Should we be wary of robots?


By Renato Cudicio, MBA, President of Glocal Robotics Europe

The answer depends on the criteria that circumscribe the question. In terms of operational efficiencies and employee retention, the answer is no, including in the area of security. For those with malicious intent, the answer is different.

This question, “Should we be wary of robots?” was the theme of France Inter’s “Le Débat de midi program, in which I was recently invited to participate. Starting with an OECD study that predicts the loss of millions of jobs to robots in the next few years, Laurence Devillers, professor of AI and ethics at Sorbonne University and the CNRS, Nathalie Nevejans, professor of law at the University of Artois, and Antonio Casilli, professor of sociology at the Polytechnic Institute of Paris, and I went over a few aspects of this vast question to come to the conclusion that robots can bring us a lot of benefits, but that their use must be well regulated. With so many topics covered – from industrial robots to personal assistants to military robots to environmental issues – the half-answer, rather positive, was the best we could get in an hour of prime-time broadcast.

Yet the answer is very clear when you narrow it down to two topics I’m familiar with: Robotic Process Automation (RPA) and autonomous security robots.

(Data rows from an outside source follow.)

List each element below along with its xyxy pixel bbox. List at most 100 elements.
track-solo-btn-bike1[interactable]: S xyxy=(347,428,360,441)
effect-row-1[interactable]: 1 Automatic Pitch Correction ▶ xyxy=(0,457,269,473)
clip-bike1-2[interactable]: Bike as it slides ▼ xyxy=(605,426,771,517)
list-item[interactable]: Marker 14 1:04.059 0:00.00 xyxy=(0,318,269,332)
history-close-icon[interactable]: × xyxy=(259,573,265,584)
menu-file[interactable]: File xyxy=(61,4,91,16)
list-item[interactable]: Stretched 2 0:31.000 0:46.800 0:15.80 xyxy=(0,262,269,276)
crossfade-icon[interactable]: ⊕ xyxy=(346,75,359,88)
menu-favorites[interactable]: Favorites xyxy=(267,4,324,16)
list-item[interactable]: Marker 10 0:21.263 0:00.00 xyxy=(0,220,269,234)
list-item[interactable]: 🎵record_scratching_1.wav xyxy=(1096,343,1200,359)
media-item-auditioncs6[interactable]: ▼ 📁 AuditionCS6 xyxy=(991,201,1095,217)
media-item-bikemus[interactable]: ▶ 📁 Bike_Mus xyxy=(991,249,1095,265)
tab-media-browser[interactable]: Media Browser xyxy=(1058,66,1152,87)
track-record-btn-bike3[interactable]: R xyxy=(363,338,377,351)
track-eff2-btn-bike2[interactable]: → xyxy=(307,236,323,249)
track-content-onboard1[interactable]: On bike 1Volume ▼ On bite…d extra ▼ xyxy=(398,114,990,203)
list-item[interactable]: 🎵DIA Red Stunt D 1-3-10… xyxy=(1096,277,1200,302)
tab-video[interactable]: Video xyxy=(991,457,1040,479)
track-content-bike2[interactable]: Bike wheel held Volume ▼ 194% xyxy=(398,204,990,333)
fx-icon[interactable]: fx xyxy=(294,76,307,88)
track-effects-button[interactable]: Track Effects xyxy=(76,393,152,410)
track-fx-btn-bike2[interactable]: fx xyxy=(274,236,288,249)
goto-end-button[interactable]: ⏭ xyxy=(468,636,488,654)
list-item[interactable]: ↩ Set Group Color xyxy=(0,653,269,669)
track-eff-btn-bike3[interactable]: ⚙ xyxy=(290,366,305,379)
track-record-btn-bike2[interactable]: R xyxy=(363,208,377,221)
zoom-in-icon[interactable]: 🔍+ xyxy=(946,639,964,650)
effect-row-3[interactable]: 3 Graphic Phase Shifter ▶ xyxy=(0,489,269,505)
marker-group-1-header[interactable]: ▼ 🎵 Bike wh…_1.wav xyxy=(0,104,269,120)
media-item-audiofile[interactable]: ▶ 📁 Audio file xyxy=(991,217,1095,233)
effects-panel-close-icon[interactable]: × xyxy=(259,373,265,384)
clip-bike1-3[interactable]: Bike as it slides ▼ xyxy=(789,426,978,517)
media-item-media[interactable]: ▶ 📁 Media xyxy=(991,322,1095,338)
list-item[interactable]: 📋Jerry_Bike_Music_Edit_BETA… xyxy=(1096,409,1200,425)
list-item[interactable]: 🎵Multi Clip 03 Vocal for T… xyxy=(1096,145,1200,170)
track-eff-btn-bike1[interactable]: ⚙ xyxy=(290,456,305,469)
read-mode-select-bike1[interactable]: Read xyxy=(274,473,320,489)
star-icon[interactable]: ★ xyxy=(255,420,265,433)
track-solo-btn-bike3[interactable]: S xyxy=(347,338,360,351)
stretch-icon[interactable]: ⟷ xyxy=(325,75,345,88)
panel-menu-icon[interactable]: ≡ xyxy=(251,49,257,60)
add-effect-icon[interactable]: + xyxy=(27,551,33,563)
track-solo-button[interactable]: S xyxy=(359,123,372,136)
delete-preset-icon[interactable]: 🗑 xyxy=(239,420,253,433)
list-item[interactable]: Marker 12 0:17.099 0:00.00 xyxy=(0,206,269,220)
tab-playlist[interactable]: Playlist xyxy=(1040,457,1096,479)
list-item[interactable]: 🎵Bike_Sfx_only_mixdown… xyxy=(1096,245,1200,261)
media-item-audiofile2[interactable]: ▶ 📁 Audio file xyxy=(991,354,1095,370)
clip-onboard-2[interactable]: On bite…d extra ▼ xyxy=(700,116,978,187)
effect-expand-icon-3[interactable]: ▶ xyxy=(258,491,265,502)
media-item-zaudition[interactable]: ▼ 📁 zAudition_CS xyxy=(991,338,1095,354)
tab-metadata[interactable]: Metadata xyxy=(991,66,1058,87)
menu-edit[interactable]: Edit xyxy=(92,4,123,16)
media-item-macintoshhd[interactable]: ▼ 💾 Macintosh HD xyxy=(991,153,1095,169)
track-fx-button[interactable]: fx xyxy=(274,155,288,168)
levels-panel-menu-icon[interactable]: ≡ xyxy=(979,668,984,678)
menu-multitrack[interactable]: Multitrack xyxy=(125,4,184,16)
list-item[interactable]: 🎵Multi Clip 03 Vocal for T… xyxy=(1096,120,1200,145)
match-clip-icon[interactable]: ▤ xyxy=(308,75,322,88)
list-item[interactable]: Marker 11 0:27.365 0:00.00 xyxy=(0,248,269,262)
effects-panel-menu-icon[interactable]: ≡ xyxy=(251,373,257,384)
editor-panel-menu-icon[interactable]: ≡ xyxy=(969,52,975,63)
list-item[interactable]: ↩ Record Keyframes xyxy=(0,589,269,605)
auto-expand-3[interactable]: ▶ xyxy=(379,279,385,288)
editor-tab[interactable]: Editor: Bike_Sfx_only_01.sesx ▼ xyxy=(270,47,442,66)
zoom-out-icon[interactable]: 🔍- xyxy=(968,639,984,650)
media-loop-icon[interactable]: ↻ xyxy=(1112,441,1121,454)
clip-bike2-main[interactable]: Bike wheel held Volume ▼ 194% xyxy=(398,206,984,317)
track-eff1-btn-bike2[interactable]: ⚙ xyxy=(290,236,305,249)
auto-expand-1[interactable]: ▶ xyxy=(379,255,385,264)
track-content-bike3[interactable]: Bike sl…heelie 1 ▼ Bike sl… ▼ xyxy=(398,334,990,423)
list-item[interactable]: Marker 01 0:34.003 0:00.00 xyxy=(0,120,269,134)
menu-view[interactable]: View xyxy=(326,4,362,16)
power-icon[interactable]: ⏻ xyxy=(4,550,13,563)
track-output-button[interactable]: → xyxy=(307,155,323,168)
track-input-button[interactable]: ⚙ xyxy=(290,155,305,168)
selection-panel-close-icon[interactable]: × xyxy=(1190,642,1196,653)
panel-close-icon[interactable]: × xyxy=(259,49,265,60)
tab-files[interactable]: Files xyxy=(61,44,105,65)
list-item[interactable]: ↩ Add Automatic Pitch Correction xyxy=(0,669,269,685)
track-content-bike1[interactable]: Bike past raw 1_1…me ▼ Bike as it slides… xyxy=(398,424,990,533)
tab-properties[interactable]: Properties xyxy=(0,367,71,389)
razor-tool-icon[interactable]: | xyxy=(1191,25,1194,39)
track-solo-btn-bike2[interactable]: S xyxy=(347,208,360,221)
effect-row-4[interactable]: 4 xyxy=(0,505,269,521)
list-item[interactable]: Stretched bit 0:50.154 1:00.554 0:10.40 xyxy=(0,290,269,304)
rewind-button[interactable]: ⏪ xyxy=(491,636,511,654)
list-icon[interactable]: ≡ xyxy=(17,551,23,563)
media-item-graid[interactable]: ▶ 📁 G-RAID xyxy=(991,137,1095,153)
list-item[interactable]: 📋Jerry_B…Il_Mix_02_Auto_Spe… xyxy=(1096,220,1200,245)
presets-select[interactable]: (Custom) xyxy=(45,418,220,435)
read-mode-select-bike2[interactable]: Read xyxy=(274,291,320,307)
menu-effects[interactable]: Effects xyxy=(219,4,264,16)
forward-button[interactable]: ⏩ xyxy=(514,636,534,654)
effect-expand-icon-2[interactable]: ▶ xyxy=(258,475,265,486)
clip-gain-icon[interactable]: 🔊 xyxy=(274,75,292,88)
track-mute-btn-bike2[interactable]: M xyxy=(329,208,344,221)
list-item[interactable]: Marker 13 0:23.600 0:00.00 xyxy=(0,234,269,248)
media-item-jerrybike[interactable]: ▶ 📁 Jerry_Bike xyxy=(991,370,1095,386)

For the record, RPA relies on software robots that quickly and error-free reproduce thousands of administrative tasks performed by humans.

Should companies be wary of these RPA-like robots?
=> No, if you adopt a small-step strategy today to integrate these robots into your teams and processes.
=> No, if you consider that robots, by doing uninteresting work, will increase the satisfaction and retention of your employees.
=> No, if you consider software robots as an investment and not as an expense.

And in the field of security, should we be wary of autonomous surveillance robots?
The answer here is very similar and involves two parties: security companies and people attempting to intrude on a site so protected.

For security companies:
=> No, because robots are one of the few technological answers to understaffing.
=> No, because robots increase the profitability of operations.
=> No, because robots increase the efficiency of perimeter surveillance at large sites while reducing the risk to agents.
=> No, because teaming up with robots makes agents’ work more valuable and easier to recruit.

And for intruders:
=> Yes, because a robot sees at 360 degrees.
=> Yes, because an autonomous robot can move in the dark and in silence.
=> Yes, because a robot films and records everything at all times.
=> Yes, because a robot can trigger a very audible and visual alarm as close as possible to the incident.
=> Yes, because a robot can be remotely operated by an agent of the surveillance center to carry out a doubt removal
=> Yes, because a robot can reach speeds of up to 30 km/h to get to the scene of an intrusion.

So, yes, ill-intentioned people should be wary of autonomous security robots like THALAMUS.